NEW YORK ( TheStreet) -- Wall Street was upbeat in mid-April because the country's four largest banks ( Bank of America (BAC - Get Report), JPMorgan Chase (JPM - Get Report), Citibank (C - Get Report), and Wells Fargo (WFC - Get Report)) all reported what Wall Street considered "turning the corner" earnings and all the CEOs except Bank of America's Moynihan were positive on the immediate future. The data, however, do not lead to such conclusions.
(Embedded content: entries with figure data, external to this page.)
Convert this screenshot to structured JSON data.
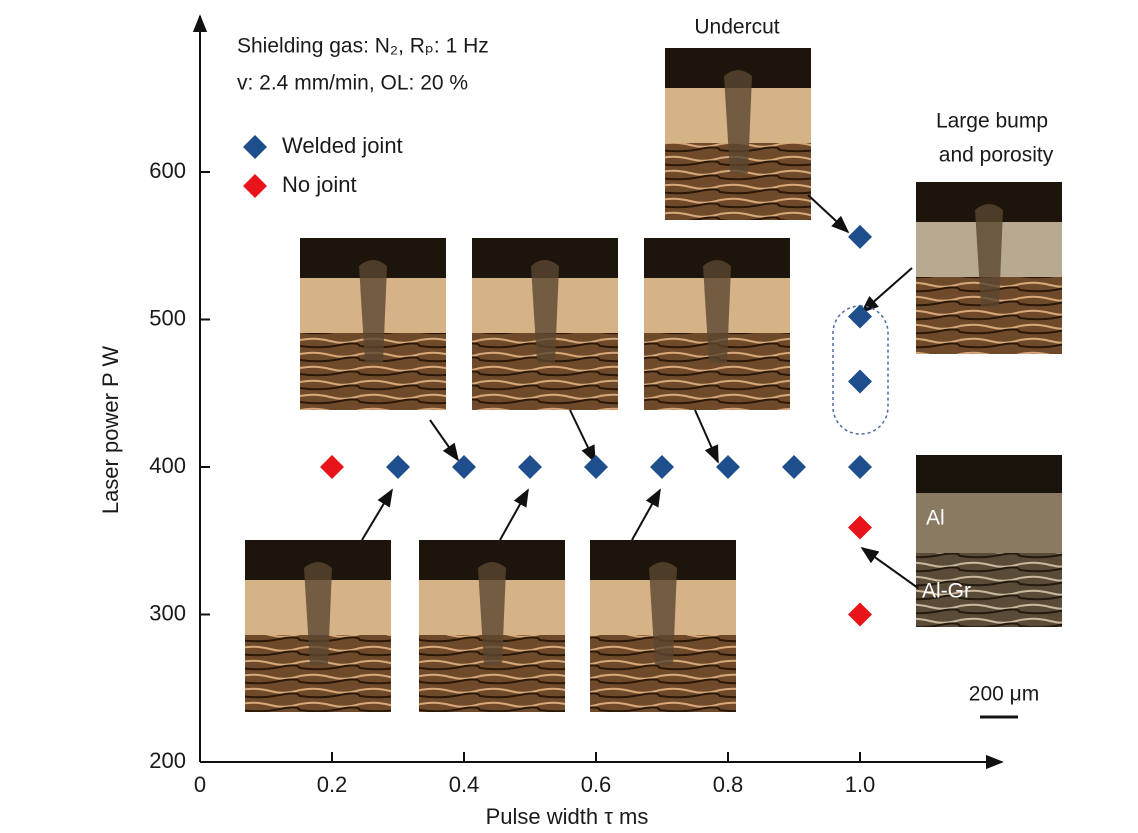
{
  "chart_data": {
    "type": "scatter",
    "x_label": "Pulse width   τ   ms",
    "y_label": "Laser power   P   W",
    "xlim": [
      0,
      1.2
    ],
    "ylim": [
      200,
      700
    ],
    "xticks": [
      0,
      0.2,
      0.4,
      0.6,
      0.8,
      {
        "value": 1,
        "label": "1.0"
      }
    ],
    "yticks": [
      200,
      300,
      400,
      500,
      600
    ],
    "series": [
      {
        "name": "Welded joint",
        "color": "#1f4e8c",
        "x": [
          0.3,
          0.4,
          0.5,
          0.6,
          0.7,
          0.8,
          0.9,
          1.0,
          1.0,
          1.0,
          1.0
        ],
        "values": [
          400,
          400,
          400,
          400,
          400,
          400,
          400,
          400,
          458,
          502,
          556
        ]
      },
      {
        "name": "No joint",
        "color": "#e8141a",
        "x": [
          0.2,
          1.0,
          1.0
        ],
        "values": [
          400,
          359,
          300
        ]
      }
    ],
    "annotations": {
      "conditions": [
        "Shielding gas: N₂, Rₚ: 1 Hz",
        "v: 2.4 mm/min, OL: 20 %"
      ],
      "undercut": "Undercut",
      "bump": [
        "Large bump",
        "and porosity"
      ],
      "al": "Al",
      "algr": "Al-Gr",
      "scale": "200 μm"
    }
  }
}
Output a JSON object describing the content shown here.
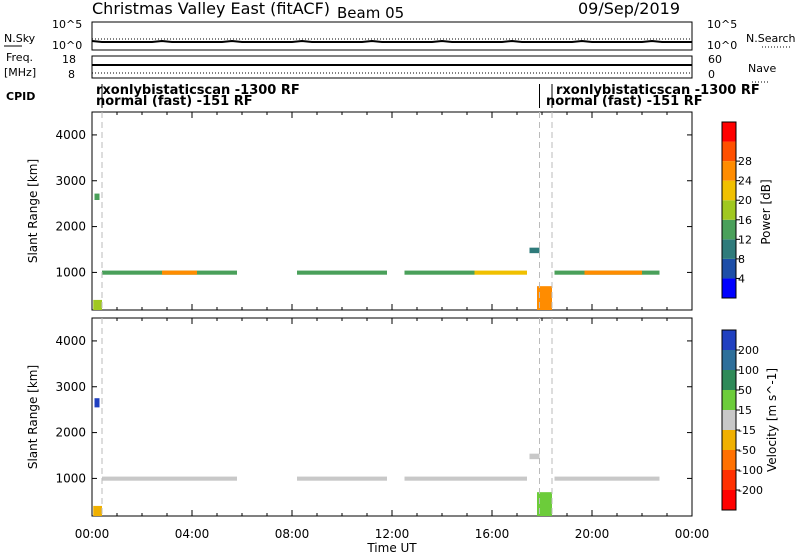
{
  "header": {
    "station": "Christmas Valley East (fitACF)",
    "beam": "Beam 05",
    "date": "09/Sep/2019"
  },
  "top_panels": {
    "nsky_label": "N.Sky",
    "nsky_ticks": [
      "10^5",
      "10^0"
    ],
    "nsearch_label": "N.Search",
    "nsearch_ticks": [
      "10^5",
      "10^0"
    ],
    "freq_label": "Freq.",
    "freq_unit": "[MHz]",
    "freq_ticks": [
      "18",
      "8"
    ],
    "nave_label": "Nave",
    "nave_ticks": [
      "60",
      "0"
    ],
    "cpid_label": "CPID",
    "cpid_segments": [
      {
        "line1": "rxonlybistaticscan -1300 RF",
        "line2": "normal (fast) -151 RF"
      },
      {
        "line1": "rxonlybistaticscan -1300 RF",
        "line2": "normal (fast) -151 RF"
      }
    ]
  },
  "axes": {
    "ylabel": "Slant Range [km]",
    "xlabel": "Time UT",
    "xticks": [
      "00:00",
      "04:00",
      "08:00",
      "12:00",
      "16:00",
      "20:00",
      "00:00"
    ],
    "yticks": [
      "1000",
      "2000",
      "3000",
      "4000"
    ]
  },
  "power_scale": {
    "label": "Power [dB]",
    "ticks": [
      "4",
      "8",
      "12",
      "16",
      "20",
      "24",
      "28"
    ],
    "colors": [
      "#0000ff",
      "#1d4ea8",
      "#2f7b7b",
      "#4aa05a",
      "#a0c820",
      "#f0c000",
      "#ff8c00",
      "#ff5000",
      "#ff0000"
    ]
  },
  "velocity_scale": {
    "label": "Velocity [m s^-1]",
    "ticks": [
      "200",
      "100",
      "50",
      "15",
      "-15",
      "-50",
      "-100",
      "-200"
    ],
    "colors": [
      "#2040c0",
      "#2e6f9a",
      "#2f8a58",
      "#6ccc3a",
      "#c8c8c8",
      "#f0b000",
      "#ff7000",
      "#ff3000",
      "#ff0000"
    ]
  },
  "chart_data": {
    "type": "heatmap",
    "x_unit": "UT hours",
    "xlim": [
      0,
      24
    ],
    "ylim": [
      180,
      4500
    ],
    "mode_change_times": [
      0.4,
      17.9,
      18.4
    ],
    "power_segments": [
      {
        "t0": 0.05,
        "t1": 0.4,
        "r0": 180,
        "r1": 400,
        "level": 4
      },
      {
        "t0": 0.1,
        "t1": 0.3,
        "r0": 2580,
        "r1": 2720,
        "level": 3
      },
      {
        "t0": 0.4,
        "t1": 5.8,
        "r0": 950,
        "r1": 1040,
        "level": 3
      },
      {
        "t0": 2.8,
        "t1": 4.2,
        "r0": 950,
        "r1": 1040,
        "level": 6
      },
      {
        "t0": 8.2,
        "t1": 11.8,
        "r0": 950,
        "r1": 1040,
        "level": 3
      },
      {
        "t0": 12.5,
        "t1": 15.3,
        "r0": 950,
        "r1": 1040,
        "level": 3
      },
      {
        "t0": 15.3,
        "t1": 17.4,
        "r0": 950,
        "r1": 1040,
        "level": 5
      },
      {
        "t0": 17.5,
        "t1": 17.9,
        "r0": 1420,
        "r1": 1540,
        "level": 2
      },
      {
        "t0": 17.8,
        "t1": 18.4,
        "r0": 180,
        "r1": 700,
        "level": 6
      },
      {
        "t0": 18.5,
        "t1": 22.7,
        "r0": 950,
        "r1": 1040,
        "level": 3
      },
      {
        "t0": 19.7,
        "t1": 22.0,
        "r0": 950,
        "r1": 1040,
        "level": 6
      }
    ],
    "velocity_segments": [
      {
        "t0": 0.05,
        "t1": 0.4,
        "r0": 180,
        "r1": 400,
        "level": 5
      },
      {
        "t0": 0.1,
        "t1": 0.3,
        "r0": 2550,
        "r1": 2750,
        "level": 0
      },
      {
        "t0": 0.4,
        "t1": 5.8,
        "r0": 950,
        "r1": 1040,
        "level": 4
      },
      {
        "t0": 8.2,
        "t1": 11.8,
        "r0": 950,
        "r1": 1040,
        "level": 4
      },
      {
        "t0": 12.5,
        "t1": 17.4,
        "r0": 950,
        "r1": 1040,
        "level": 4
      },
      {
        "t0": 17.5,
        "t1": 17.9,
        "r0": 1420,
        "r1": 1540,
        "level": 4
      },
      {
        "t0": 17.8,
        "t1": 18.4,
        "r0": 180,
        "r1": 700,
        "level": 3
      },
      {
        "t0": 18.5,
        "t1": 22.7,
        "r0": 950,
        "r1": 1040,
        "level": 4
      }
    ]
  }
}
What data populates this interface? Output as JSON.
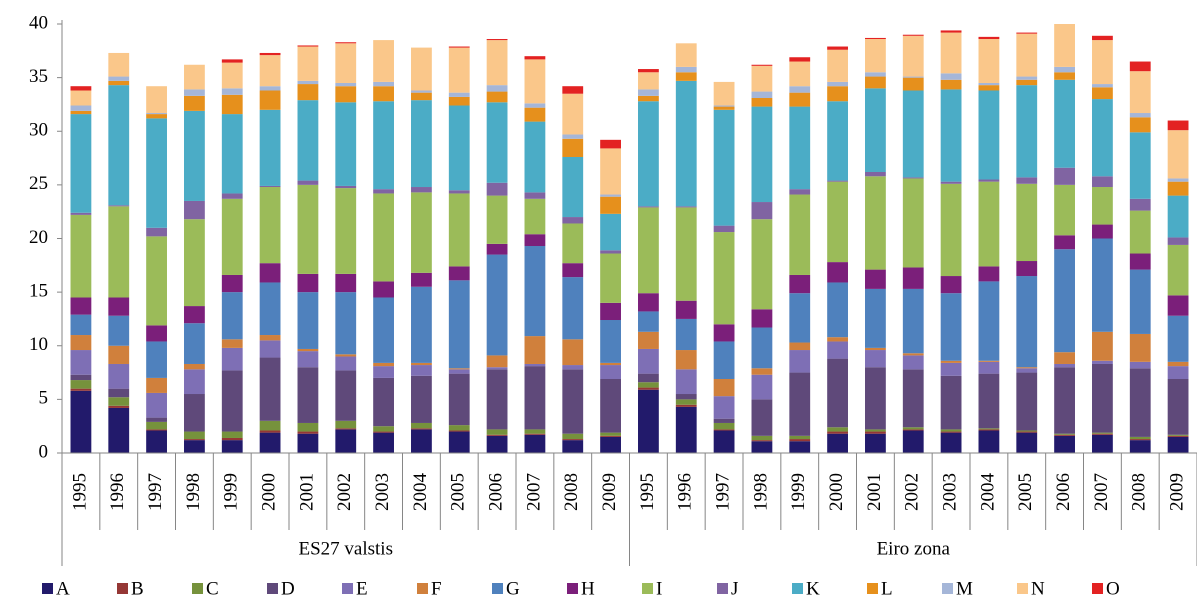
{
  "chart_data": {
    "type": "stacked-bar",
    "categories": [
      "1995",
      "1996",
      "1997",
      "1998",
      "1999",
      "2000",
      "2001",
      "2002",
      "2003",
      "2004",
      "2005",
      "2006",
      "2007",
      "2008",
      "2009",
      "1995",
      "1996",
      "1997",
      "1998",
      "1999",
      "2000",
      "2001",
      "2002",
      "2003",
      "2004",
      "2005",
      "2006",
      "2007",
      "2008",
      "2009"
    ],
    "category_groups": [
      "ES27 valstis",
      "Eiro zona"
    ],
    "ylim": [
      0,
      40
    ],
    "yticks": [
      0,
      5,
      10,
      15,
      20,
      25,
      30,
      35,
      40
    ],
    "grid": false,
    "legend": "bottom",
    "series": [
      {
        "name": "A",
        "color": "#221a6b",
        "values": [
          5.8,
          4.2,
          2.1,
          1.2,
          1.2,
          1.9,
          1.8,
          2.2,
          1.9,
          2.2,
          2.0,
          1.6,
          1.7,
          1.2,
          1.5,
          5.9,
          4.3,
          2.1,
          1.1,
          1.1,
          1.8,
          1.8,
          2.1,
          1.9,
          2.1,
          1.9,
          1.6,
          1.7,
          1.2,
          1.5
        ]
      },
      {
        "name": "B",
        "color": "#953735",
        "values": [
          0.2,
          0.2,
          0.1,
          0.1,
          0.2,
          0.2,
          0.2,
          0.1,
          0.1,
          0.1,
          0.1,
          0.1,
          0.1,
          0.1,
          0.1,
          0.2,
          0.2,
          0.1,
          0.1,
          0.2,
          0.2,
          0.2,
          0.1,
          0.1,
          0.1,
          0.1,
          0.1,
          0.1,
          0.1,
          0.1
        ]
      },
      {
        "name": "C",
        "color": "#76923c",
        "values": [
          0.8,
          0.8,
          0.7,
          0.7,
          0.6,
          0.9,
          0.8,
          0.7,
          0.5,
          0.5,
          0.5,
          0.5,
          0.4,
          0.5,
          0.3,
          0.5,
          0.5,
          0.6,
          0.4,
          0.3,
          0.4,
          0.2,
          0.2,
          0.2,
          0.1,
          0.1,
          0.1,
          0.1,
          0.2,
          0.1
        ]
      },
      {
        "name": "D",
        "color": "#5f497a",
        "values": [
          0.5,
          0.8,
          0.4,
          3.5,
          5.7,
          5.9,
          5.2,
          4.7,
          4.5,
          4.4,
          4.8,
          5.6,
          5.9,
          6.0,
          5.0,
          0.8,
          0.5,
          0.4,
          3.4,
          5.9,
          6.4,
          5.8,
          5.4,
          5.0,
          5.1,
          5.4,
          6.2,
          6.4,
          6.4,
          5.2
        ]
      },
      {
        "name": "E",
        "color": "#7e6fb5",
        "values": [
          2.3,
          2.3,
          2.3,
          2.3,
          2.1,
          1.6,
          1.5,
          1.3,
          1.1,
          1.0,
          0.4,
          0.2,
          0.2,
          0.4,
          1.3,
          2.3,
          2.3,
          2.1,
          2.3,
          2.1,
          1.6,
          1.6,
          1.3,
          1.2,
          1.1,
          0.4,
          0.3,
          0.3,
          0.6,
          1.2
        ]
      },
      {
        "name": "F",
        "color": "#d0803c",
        "values": [
          1.4,
          1.7,
          1.4,
          0.5,
          0.8,
          0.5,
          0.2,
          0.2,
          0.3,
          0.2,
          0.1,
          1.1,
          2.6,
          2.4,
          0.2,
          1.6,
          1.8,
          1.6,
          0.6,
          0.7,
          0.4,
          0.2,
          0.2,
          0.2,
          0.1,
          0.1,
          1.1,
          2.7,
          2.6,
          0.4
        ]
      },
      {
        "name": "G",
        "color": "#4f81bd",
        "values": [
          1.9,
          2.8,
          3.4,
          3.8,
          4.4,
          4.9,
          5.3,
          5.8,
          6.1,
          7.1,
          8.2,
          9.4,
          8.4,
          5.8,
          4.0,
          1.9,
          2.9,
          3.5,
          3.8,
          4.6,
          5.1,
          5.5,
          6.0,
          6.3,
          7.4,
          8.5,
          9.6,
          8.7,
          6.0,
          4.3
        ]
      },
      {
        "name": "H",
        "color": "#7b1f7a",
        "values": [
          1.6,
          1.7,
          1.5,
          1.6,
          1.6,
          1.8,
          1.7,
          1.7,
          1.5,
          1.3,
          1.3,
          1.0,
          1.1,
          1.3,
          1.6,
          1.7,
          1.7,
          1.6,
          1.7,
          1.7,
          1.9,
          1.8,
          2.0,
          1.6,
          1.4,
          1.4,
          1.3,
          1.3,
          1.5,
          1.9
        ]
      },
      {
        "name": "I",
        "color": "#9bbb59",
        "values": [
          7.7,
          8.5,
          8.3,
          8.1,
          7.1,
          7.1,
          8.3,
          8.0,
          8.2,
          7.5,
          6.8,
          4.5,
          3.3,
          3.7,
          4.6,
          8.0,
          8.7,
          8.6,
          8.4,
          7.5,
          7.5,
          8.7,
          8.3,
          8.6,
          7.9,
          7.2,
          4.7,
          3.5,
          4.0,
          4.7
        ]
      },
      {
        "name": "J",
        "color": "#8064a2",
        "values": [
          0.2,
          0.1,
          0.8,
          1.7,
          0.5,
          0.1,
          0.4,
          0.2,
          0.4,
          0.5,
          0.3,
          1.2,
          0.6,
          0.6,
          0.3,
          0.1,
          0.1,
          0.6,
          1.6,
          0.5,
          0.1,
          0.4,
          0.1,
          0.2,
          0.2,
          0.6,
          1.6,
          1.0,
          1.1,
          0.7
        ]
      },
      {
        "name": "K",
        "color": "#4bacc6",
        "values": [
          9.2,
          11.2,
          10.2,
          8.4,
          7.4,
          7.1,
          7.5,
          7.8,
          8.2,
          8.1,
          7.9,
          7.5,
          6.6,
          5.6,
          3.4,
          9.8,
          11.7,
          10.8,
          8.9,
          7.7,
          7.4,
          7.8,
          8.1,
          8.6,
          8.3,
          8.6,
          8.2,
          7.2,
          6.2,
          3.9
        ]
      },
      {
        "name": "L",
        "color": "#e6901c",
        "values": [
          0.3,
          0.4,
          0.4,
          1.4,
          1.8,
          1.8,
          1.5,
          1.5,
          1.4,
          0.7,
          0.8,
          1.0,
          1.3,
          1.7,
          1.6,
          0.5,
          0.8,
          0.3,
          0.8,
          1.3,
          1.4,
          1.1,
          1.2,
          0.9,
          0.5,
          0.5,
          0.7,
          1.1,
          1.4,
          1.3
        ]
      },
      {
        "name": "M",
        "color": "#a5b6d8",
        "values": [
          0.5,
          0.4,
          0.1,
          0.6,
          0.6,
          0.4,
          0.3,
          0.3,
          0.4,
          0.2,
          0.4,
          0.6,
          0.4,
          0.4,
          0.2,
          0.6,
          0.5,
          0.1,
          0.6,
          0.6,
          0.4,
          0.4,
          0.1,
          0.6,
          0.2,
          0.3,
          0.5,
          0.3,
          0.4,
          0.3
        ]
      },
      {
        "name": "N",
        "color": "#fac78a",
        "values": [
          1.4,
          2.2,
          2.5,
          2.3,
          2.4,
          2.9,
          3.2,
          3.7,
          3.9,
          4.0,
          4.2,
          4.2,
          4.1,
          3.8,
          4.3,
          1.6,
          2.2,
          2.2,
          2.4,
          2.3,
          3.0,
          3.1,
          3.8,
          3.8,
          4.1,
          4.0,
          4.0,
          4.1,
          3.9,
          4.5
        ]
      },
      {
        "name": "O",
        "color": "#e32222",
        "values": [
          0.4,
          0,
          0,
          0,
          0.3,
          0.2,
          0.1,
          0.1,
          0,
          0,
          0.1,
          0.1,
          0.3,
          0.7,
          0.8,
          0.3,
          0,
          0,
          0.1,
          0.4,
          0.3,
          0.1,
          0.1,
          0.2,
          0.2,
          0.1,
          0,
          0.4,
          0.9,
          0.9
        ]
      }
    ]
  }
}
Profits rose at two of the big four. Citibank's profit rose to $4.43 billion in the first quarter of 2010 from $1.59 million in the first quarter of 2009. Believe it or not, Citibank's profits were the highest reported among the group despite the fact that they have been selling off many of their most lucrative businesses, like the
brokerage unit. At JPMorgan, profits rose to $3.33 billion from $2.14 billion in the first quarter of 2009. At Bank of America and Wells Fargo, profits fell. The $2.5 billion profit at Wells Fargo was 16% lower while Bank of America's $3.2 billion profit was lower by 25%.
Sources of Profit
The basic source of profits at all four of the institutions was their proprietary trading operations (75% at JPMorgan, more than 50% at Bank of America, and 40% at Wells Fargo). No wonder there is such a furor over the proposed Volcker rule (restrictions on proprietary trading) in the financial reform legislation.
The health of the industry is often measured by top line revenue growth. Using this measure would not lead to the conclusion that the industry is "healthy," as at three of the four, top line revenue fell from year earlier levels. At Citibank, top line was down 5.8%. It was the lowest in four quarters at Wells Fargo, and it fell 11% at Bank of America. Only at JPMorgan did top line rise (5.0%).
As measured by asset quality, the basic banking function was still in the doldrums. Citibank said its charge-offs were higher. At JPMorgan, defaults were at an all time high and mortgage defaults continued to rise. The $131 million loss in JPMorgan's retail banking unit was much lower than the $474 million profit a year earlier. Only credit card losses of $303 million showed improvement over the $547 million loss of the first quarter of 2009. That's not a lot of evidence to indicate that "this would be the makings of a good recovery" as suggested by Jamie Dimon, JPMorgan's CEO.